Jalan mengendap-endap menuju lemari besar, matanya bergerak melirik kanan-kiri memantau sekitar. Refleks dia menutup mata sebentar, mendengar decitan ranjang saat posisi tidur berubah.

"Huft..." gadis itu menghela napas lega ketika sampai di lemari. "Oh shit!" umpatan demi umpatan terlontar begitu pintu lemari terkunci.

"Ayok dong! Sel berpikir... Gunakan otak cantik Lo." gumamnya. Dia mengetuk keningnya biasa di lakukan ketika dia berpikir keras.

Dimana Mak lampir-ia memanggil tantenya begitu-itu menarik kunci?

Matanya langsung tertuju pada sebuah guci antik kesayangan Vera-tantenya. Guci keramik tidak berukuran besar, dia berdecih pasti Papahnya mengeluarkan banyak uang hanya untuk membeli guci itu.

Kembali jalan mengendap-endap bahkan bernafas saja dia harus berhati-hati. Vera sangat sensitif, suara jam dinding saja dia bisa mendengarnya.

Senyuman merekah terpampang jelas pada wajahnya, kunci lemari benar berada di sini. Tidak seperti tadi dia berjalan perlahan, kini dia mempercepat langkahnya. Biar saja ketahuan, kuncinya susah berada di tangannya.

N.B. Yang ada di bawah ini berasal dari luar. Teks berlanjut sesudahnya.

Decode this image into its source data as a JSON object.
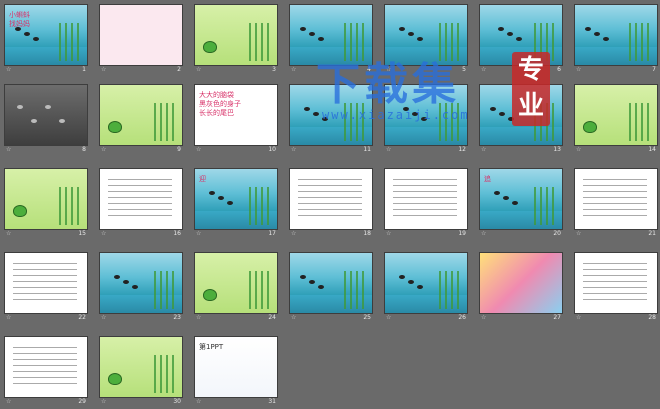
{
  "slides": [
    {
      "number": "1",
      "style": "pond",
      "title": "小蝌蚪\n找妈妈",
      "title_color": "red"
    },
    {
      "number": "2",
      "style": "pink",
      "title": "",
      "title_color": "dark"
    },
    {
      "number": "3",
      "style": "green",
      "title": "",
      "title_color": "dark"
    },
    {
      "number": "4",
      "style": "pond",
      "title": "",
      "title_color": "dark"
    },
    {
      "number": "5",
      "style": "pond",
      "title": "",
      "title_color": "dark"
    },
    {
      "number": "6",
      "style": "pond",
      "title": "",
      "title_color": "dark"
    },
    {
      "number": "7",
      "style": "pond",
      "title": "",
      "title_color": "dark"
    },
    {
      "number": "8",
      "style": "dark",
      "title": "",
      "title_color": "dark"
    },
    {
      "number": "9",
      "style": "green",
      "title": "",
      "title_color": "dark"
    },
    {
      "number": "10",
      "style": "white",
      "title": "大大的脑袋\n黑灰色的身子\n长长的尾巴",
      "title_color": "red"
    },
    {
      "number": "11",
      "style": "pond",
      "title": "",
      "title_color": "dark"
    },
    {
      "number": "12",
      "style": "pond",
      "title": "",
      "title_color": "dark"
    },
    {
      "number": "13",
      "style": "pond",
      "title": "",
      "title_color": "dark"
    },
    {
      "number": "14",
      "style": "green",
      "title": "",
      "title_color": "green"
    },
    {
      "number": "15",
      "style": "green",
      "title": "",
      "title_color": "dark"
    },
    {
      "number": "16",
      "style": "white",
      "title": "",
      "title_color": "dark"
    },
    {
      "number": "17",
      "style": "pond",
      "title": "迎",
      "title_color": "red"
    },
    {
      "number": "18",
      "style": "white",
      "title": "",
      "title_color": "dark"
    },
    {
      "number": "19",
      "style": "white",
      "title": "",
      "title_color": "dark"
    },
    {
      "number": "20",
      "style": "pond",
      "title": "追",
      "title_color": "red"
    },
    {
      "number": "21",
      "style": "white",
      "title": "",
      "title_color": "dark"
    },
    {
      "number": "22",
      "style": "white",
      "title": "",
      "title_color": "dark"
    },
    {
      "number": "23",
      "style": "pond",
      "title": "",
      "title_color": "dark"
    },
    {
      "number": "24",
      "style": "green",
      "title": "",
      "title_color": "dark"
    },
    {
      "number": "25",
      "style": "pond",
      "title": "",
      "title_color": "dark"
    },
    {
      "number": "26",
      "style": "pond",
      "title": "",
      "title_color": "dark"
    },
    {
      "number": "27",
      "style": "bright",
      "title": "",
      "title_color": "dark"
    },
    {
      "number": "28",
      "style": "white",
      "title": "",
      "title_color": "green"
    },
    {
      "number": "29",
      "style": "white",
      "title": "",
      "title_color": "dark"
    },
    {
      "number": "30",
      "style": "green",
      "title": "",
      "title_color": "dark"
    },
    {
      "number": "31",
      "style": "card",
      "title": "第1PPT",
      "title_color": "dark"
    }
  ],
  "watermark": {
    "text": "下载集",
    "badge": "专\n业",
    "url": "www.xiazaiji.com"
  },
  "colors": {
    "background": "#6a6a6a",
    "watermark_blue": "#286edc",
    "badge_red": "#c82828"
  }
}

Matanya berbinar seketika, melihat banyaknya uang dan perhiasan. Dia tidak membutuhkan perhiasan, yang hanya dia butuhkan uang. Gadis itu mengambil beberapa lembar uang berwarna merah.

Jangan pernah menganggapnya pencuri, lagi pula itu uang Papahnya yang di tilep Mak lampir. Dia hanya mengambil haknya tidak salah bukan? Hanya caranya saja yang salah.

Sebelum menutup pintu kamar dia menyempatkan pamit, "Makasih ya Tante, Sela pamit dulu mau main." ujarnya sembari tertawa kecil.

Misi berhasil.

.

_____________

Lima

Ketua

_____________

.


Memperhatikan pantulan cermin dengan seksama, merapihkan rambut yang susah payah dia bentuk. Jangan sampai rusak sebelum acara dimulai. Dress putih selutut dan jaket kulit hitam membuatnya bersinar malam ini.

Dia melirik jam dinding, 11.30. Sela berdecak teman-temannya belum datang juga menjemput dirinya.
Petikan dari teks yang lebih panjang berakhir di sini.